After crushing it at a battle-of-the-bands, word got around about Nikki, and the founder of the respected Montreal jazz festival reached out. Suddenly, she was performing to a field of 125,000 people. “I wasn’t nervous,” she says. “I just felt, like, a sense of purpose and calm.” This, she knew, was her calling. “It was the summer of 2006. June 29. I’ll never forget that day.”
Since then, Nikki Y (née Yanofsky) has released two studio albums, 2014’s Little Secret (executive-produced by Quincy Jones) and four years earlier, her self-titled album (produced by the legendary Phil Ramone) which went platinum in Canada. But with her newest release, the Solid Gold EP, Nikki is finally getting personal. The album chronicles Nikki’s relationship with her longtime boyfriend, broaching the topic of love through a spectrum of themes and sounds, her emotions as in-the-moment as possible. “My goal was to have no goal,” she says. “Last record, I wanted to bridge pop and jazz. This time, I wanted to get introspective—however that came out. It’s more about voice and not about a genre.”
One of Solid Gold EP’s greatest achievements is its lightning-in-a-bottle ability to, at once, capture her technical prowess and vocal soulfulness.

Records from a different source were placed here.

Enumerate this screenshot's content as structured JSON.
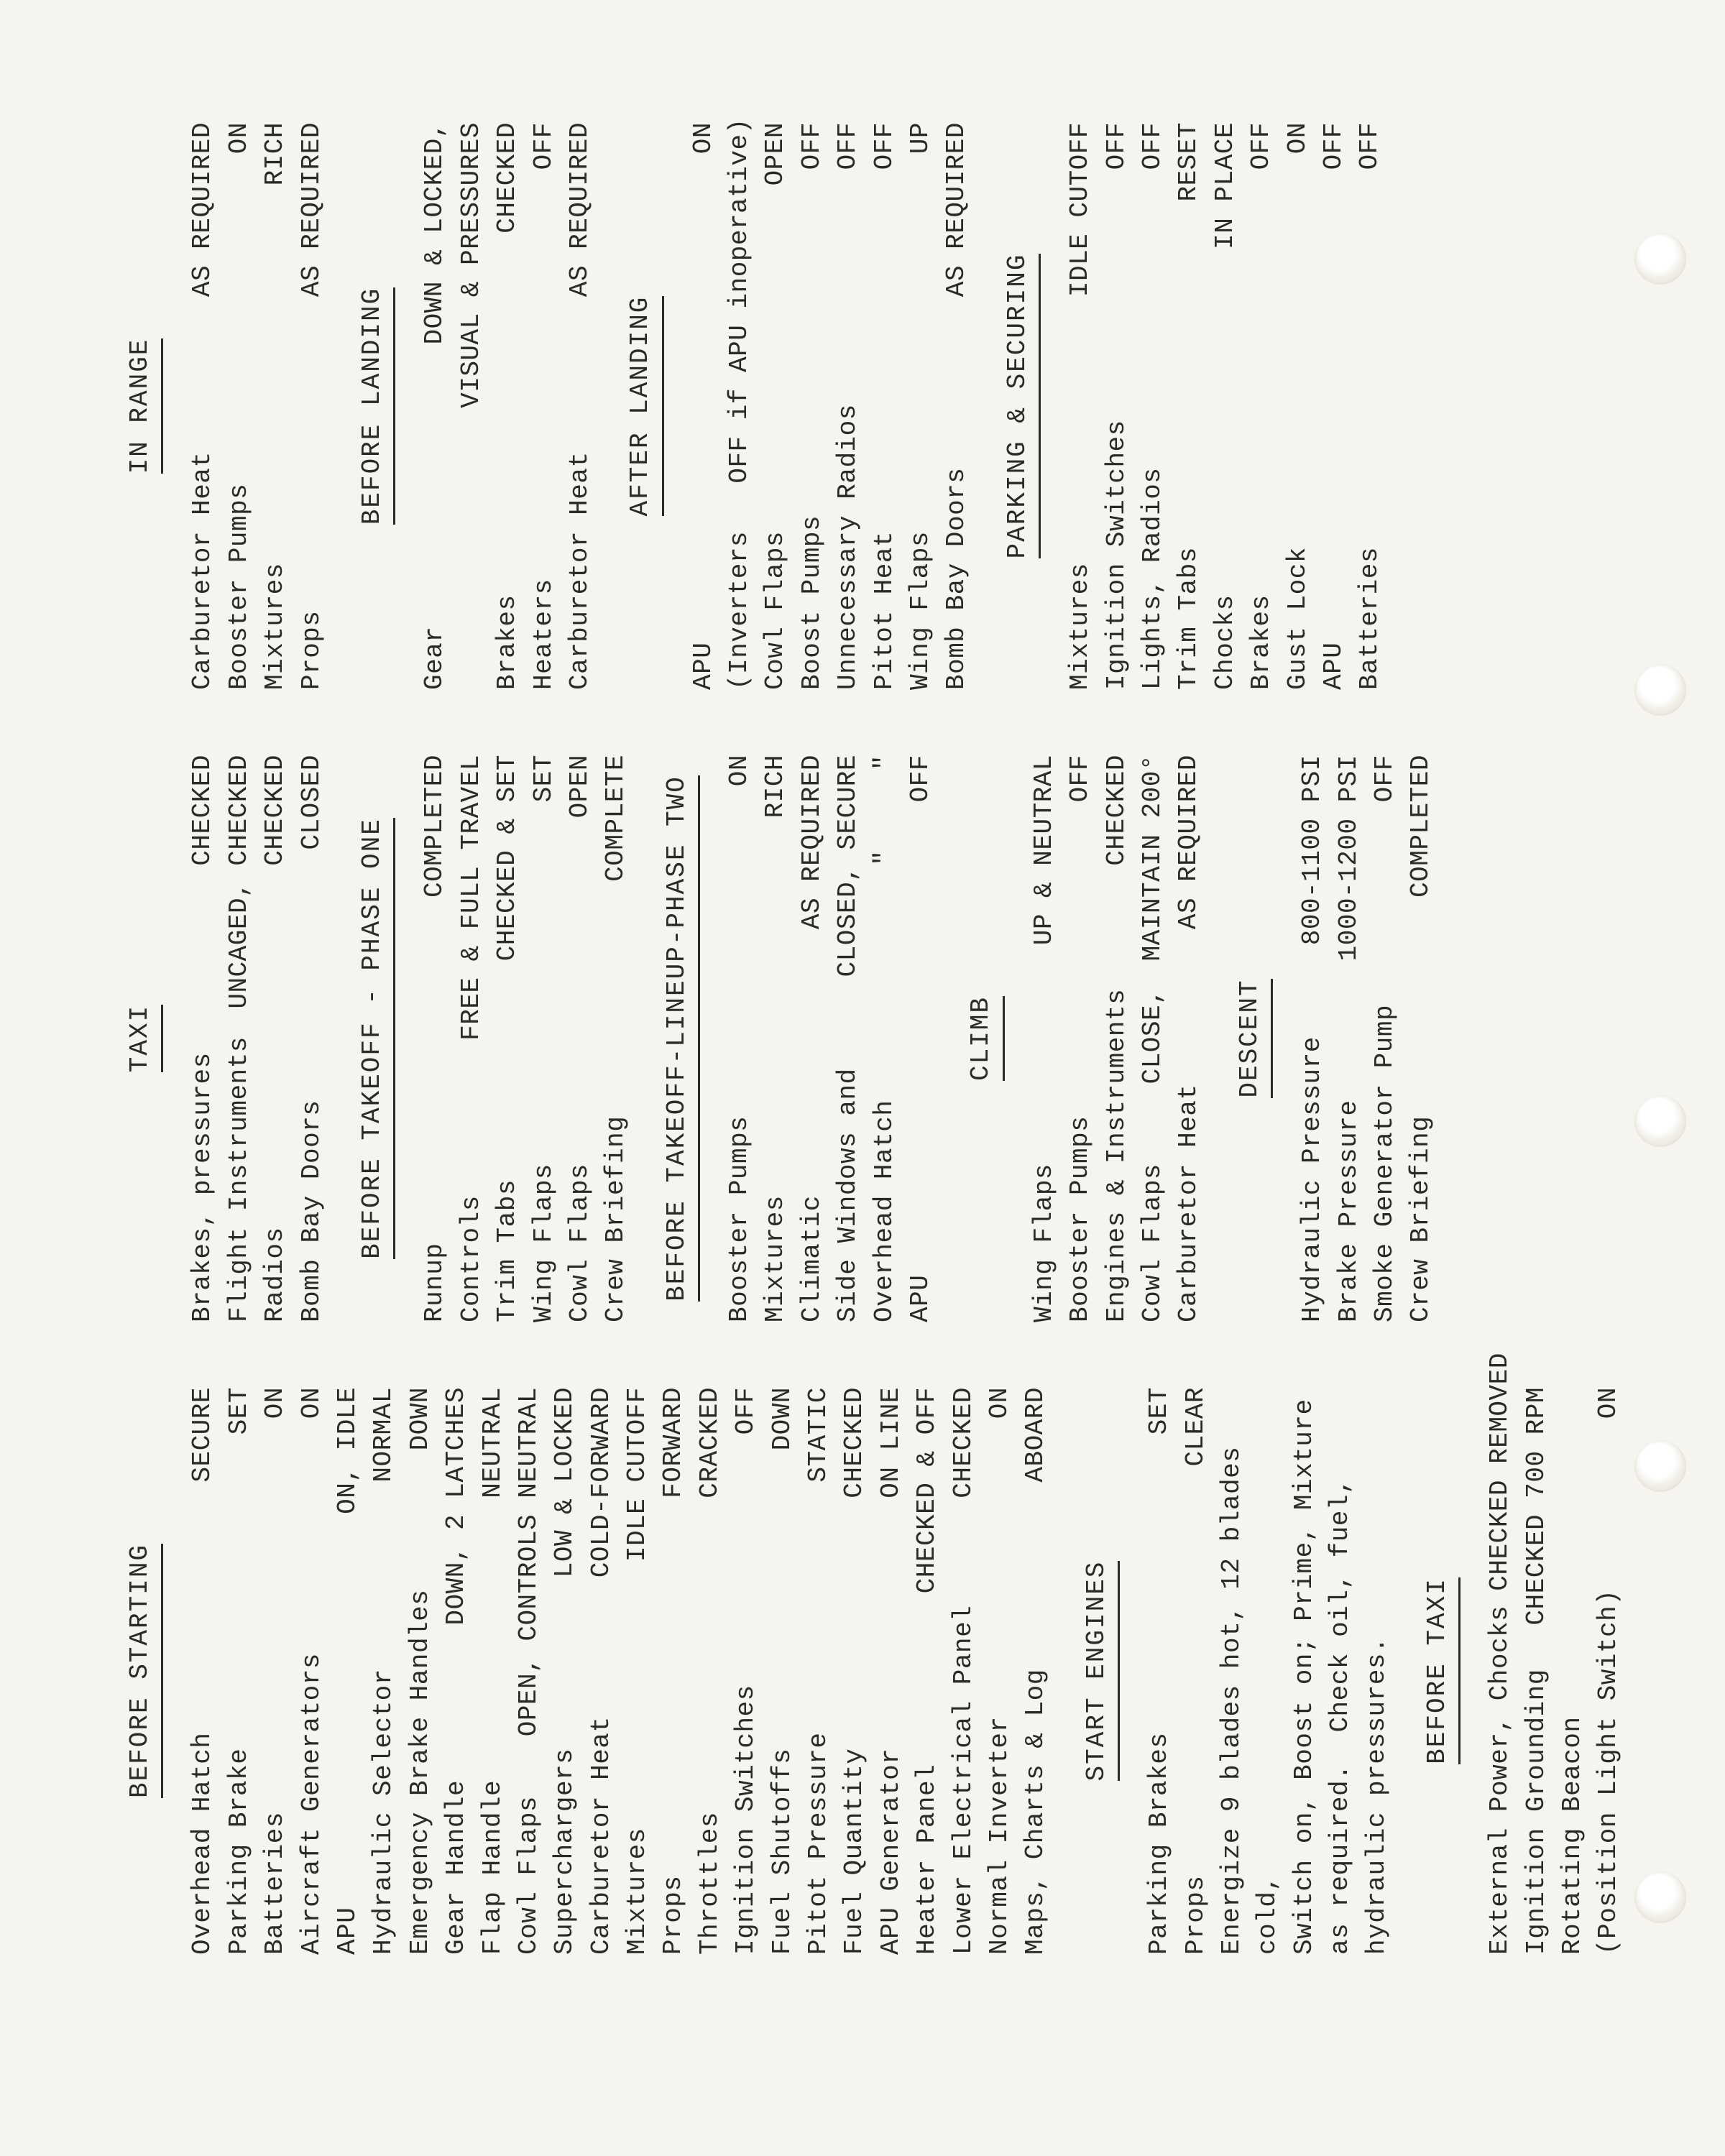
{
  "col1": {
    "sections": [
      {
        "title": "BEFORE STARTING",
        "align": "center",
        "items": [
          {
            "l": "Overhead Hatch",
            "r": "SECURE"
          },
          {
            "l": "Parking Brake",
            "r": "SET"
          },
          {
            "l": "Batteries",
            "r": "ON"
          },
          {
            "l": "Aircraft Generators",
            "r": "ON"
          },
          {
            "l": "APU",
            "r": "ON, IDLE"
          },
          {
            "l": "Hydraulic Selector",
            "r": "NORMAL"
          },
          {
            "l": "Emergency Brake Handles",
            "r": "DOWN"
          },
          {
            "l": "Gear Handle",
            "r": "DOWN, 2 LATCHES"
          },
          {
            "l": "Flap Handle",
            "r": "NEUTRAL"
          },
          {
            "l": "Cowl Flaps",
            "r": "OPEN, CONTROLS NEUTRAL"
          },
          {
            "l": "Superchargers",
            "r": "LOW & LOCKED"
          },
          {
            "l": "Carburetor Heat",
            "r": "COLD-FORWARD"
          },
          {
            "l": "Mixtures",
            "r": "IDLE CUTOFF"
          },
          {
            "l": "Props",
            "r": "FORWARD"
          },
          {
            "l": "Throttles",
            "r": "CRACKED"
          },
          {
            "l": "Ignition Switches",
            "r": "OFF"
          },
          {
            "l": "Fuel Shutoffs",
            "r": "DOWN"
          },
          {
            "l": "Pitot Pressure",
            "r": "STATIC"
          },
          {
            "l": "Fuel Quantity",
            "r": "CHECKED"
          },
          {
            "l": "APU Generator",
            "r": "ON LINE"
          },
          {
            "l": "Heater Panel",
            "r": "CHECKED & OFF"
          },
          {
            "l": "Lower Electrical Panel",
            "r": "CHECKED"
          },
          {
            "l": "Normal Inverter",
            "r": "ON"
          },
          {
            "l": "Maps, Charts & Log",
            "r": "ABOARD"
          }
        ]
      },
      {
        "title": "START ENGINES",
        "align": "center",
        "items": [
          {
            "l": "Parking Brakes",
            "r": "SET"
          },
          {
            "l": "Props",
            "r": "CLEAR"
          }
        ],
        "tail": "Energize 9 blades hot, 12 blades cold,\nSwitch on, Boost on; Prime, Mixture\nas required.  Check oil, fuel,\nhydraulic pressures."
      },
      {
        "title": "BEFORE TAXI",
        "align": "center",
        "items": [
          {
            "l": "External Power, Chocks",
            "r": "CHECKED REMOVED"
          },
          {
            "l": "Ignition Grounding",
            "r": "CHECKED 700 RPM"
          },
          {
            "l": "Rotating Beacon",
            "r": ""
          },
          {
            "l": "(Position Light Switch)",
            "r": "ON"
          }
        ]
      }
    ]
  },
  "col2": {
    "sections": [
      {
        "title": "TAXI",
        "align": "center",
        "items": [
          {
            "l": "Brakes, pressures",
            "r": "CHECKED"
          },
          {
            "l": "Flight Instruments",
            "r": "UNCAGED, CHECKED"
          },
          {
            "l": "Radios",
            "r": "CHECKED"
          },
          {
            "l": "Bomb Bay Doors",
            "r": "CLOSED"
          }
        ]
      },
      {
        "title": "BEFORE TAKEOFF - PHASE ONE",
        "align": "center",
        "items": [
          {
            "l": "Runup",
            "r": "COMPLETED"
          },
          {
            "l": "Controls",
            "r": "FREE & FULL TRAVEL"
          },
          {
            "l": "Trim Tabs",
            "r": "CHECKED & SET"
          },
          {
            "l": "Wing Flaps",
            "r": "SET"
          },
          {
            "l": "Cowl Flaps",
            "r": "OPEN"
          },
          {
            "l": "Crew Briefing",
            "r": "COMPLETE"
          }
        ]
      },
      {
        "title": "BEFORE TAKEOFF-LINEUP-PHASE TWO",
        "align": "center",
        "items": [
          {
            "l": "Booster Pumps",
            "r": "ON"
          },
          {
            "l": "Mixtures",
            "r": "RICH"
          },
          {
            "l": "Climatic",
            "r": "AS REQUIRED"
          },
          {
            "l": "Side Windows and",
            "r": "CLOSED, SECURE"
          },
          {
            "l": "Overhead Hatch",
            "r": "\"     \""
          },
          {
            "l": "APU",
            "r": "OFF"
          }
        ]
      },
      {
        "title": "CLIMB",
        "align": "center",
        "items": [
          {
            "l": "Wing Flaps",
            "r": "UP & NEUTRAL"
          },
          {
            "l": "Booster Pumps",
            "r": "OFF"
          },
          {
            "l": "Engines & Instruments",
            "r": "CHECKED"
          },
          {
            "l": "Cowl Flaps     CLOSE,",
            "r": "MAINTAIN 200°"
          },
          {
            "l": "Carburetor Heat",
            "r": "AS REQUIRED"
          }
        ]
      },
      {
        "title": "DESCENT",
        "align": "center",
        "items": [
          {
            "l": "Hydraulic Pressure",
            "r": "800-1100 PSI"
          },
          {
            "l": "Brake Pressure",
            "r": "1000-1200 PSI"
          },
          {
            "l": "Smoke Generator Pump",
            "r": "OFF"
          },
          {
            "l": "Crew Briefing",
            "r": "COMPLETED"
          }
        ]
      }
    ]
  },
  "col3": {
    "sections": [
      {
        "title": "IN RANGE",
        "align": "center",
        "items": [
          {
            "l": "Carburetor Heat",
            "r": "AS REQUIRED"
          },
          {
            "l": "Booster Pumps",
            "r": "ON"
          },
          {
            "l": "Mixtures",
            "r": "RICH"
          },
          {
            "l": "Props",
            "r": "AS REQUIRED"
          }
        ]
      },
      {
        "title": "BEFORE LANDING",
        "align": "center",
        "items": [
          {
            "l": "Gear",
            "r": "DOWN & LOCKED,"
          },
          {
            "l": "",
            "r": "VISUAL & PRESSURES"
          },
          {
            "l": "Brakes",
            "r": "CHECKED"
          },
          {
            "l": "Heaters",
            "r": "OFF"
          },
          {
            "l": "Carburetor Heat",
            "r": "AS REQUIRED"
          }
        ]
      },
      {
        "title": "AFTER LANDING",
        "align": "center",
        "items": [
          {
            "l": "APU",
            "r": "ON"
          },
          {
            "l": "(Inverters   OFF if APU inoperative)",
            "r": ""
          },
          {
            "l": "Cowl Flaps",
            "r": "OPEN"
          },
          {
            "l": "Boost Pumps",
            "r": "OFF"
          },
          {
            "l": "Unnecessary Radios",
            "r": "OFF"
          },
          {
            "l": "Pitot Heat",
            "r": "OFF"
          },
          {
            "l": "Wing Flaps",
            "r": "UP"
          },
          {
            "l": "Bomb Bay Doors",
            "r": "AS REQUIRED"
          }
        ]
      },
      {
        "title": "PARKING & SECURING",
        "align": "center",
        "items": [
          {
            "l": "Mixtures",
            "r": "IDLE CUTOFF"
          },
          {
            "l": "Ignition Switches",
            "r": "OFF"
          },
          {
            "l": "Lights, Radios",
            "r": "OFF"
          },
          {
            "l": "Trim Tabs",
            "r": "RESET"
          },
          {
            "l": "Chocks",
            "r": "IN PLACE"
          },
          {
            "l": "Brakes",
            "r": "OFF"
          },
          {
            "l": "Gust Lock",
            "r": "ON"
          },
          {
            "l": "APU",
            "r": "OFF"
          },
          {
            "l": "Batteries",
            "r": "OFF"
          }
        ]
      }
    ]
  },
  "holes_y": [
    360,
    960,
    1560,
    2040,
    2640
  ]
}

Much of that is a credit to her collaborator Wyclef Jean, who co-produced the album alongside Nikki. “The first time I worked with him, I was 13,” she says of Wyclef, whom she met at a charity event. (Nikki, who’s raised more than $10 million for charities, continues to devote herself to causes such as The Children’s Wish Foundation, The Montreal Children’s Hospital, and MusiCounts.) “He got me, not just my voice. After I worked on ‘Me, Myself, and I’ with him, I knew I had to do the whole album with him.”
There’s a reason why iconic, genre-shifting people have championed Nikki throughout the years; they know a prodigy when they hear one. (From a young age, she was an adept talent: Nikki could learn a song, word for word, in 10 minutes flat.) The singer is too modest drop the P word, but will offer this theory: “I was never introduced to people as a party trick. No matter what my age, I was seen as a credible singer.”
“I’ll never forget the first song I ever wrote,” Nikki says. She was just seven years old. “I asked my parents, ‘What did The Beatles write about?’ They said, ‘They wrote about what they feel and what they see.’” So she wrote a song about the fairies on her purple pajamas. “I always felt different when I was young. Kids my age were hanging out together. But I would listen to music in the kitchen and teach myself songs. I was connecting to these songs.” Throughout her career, Nikki has endeavored to create music that would have the same impact on others. “I always had a really old soul,” she says. “And now, I feel like I’m growing into it.”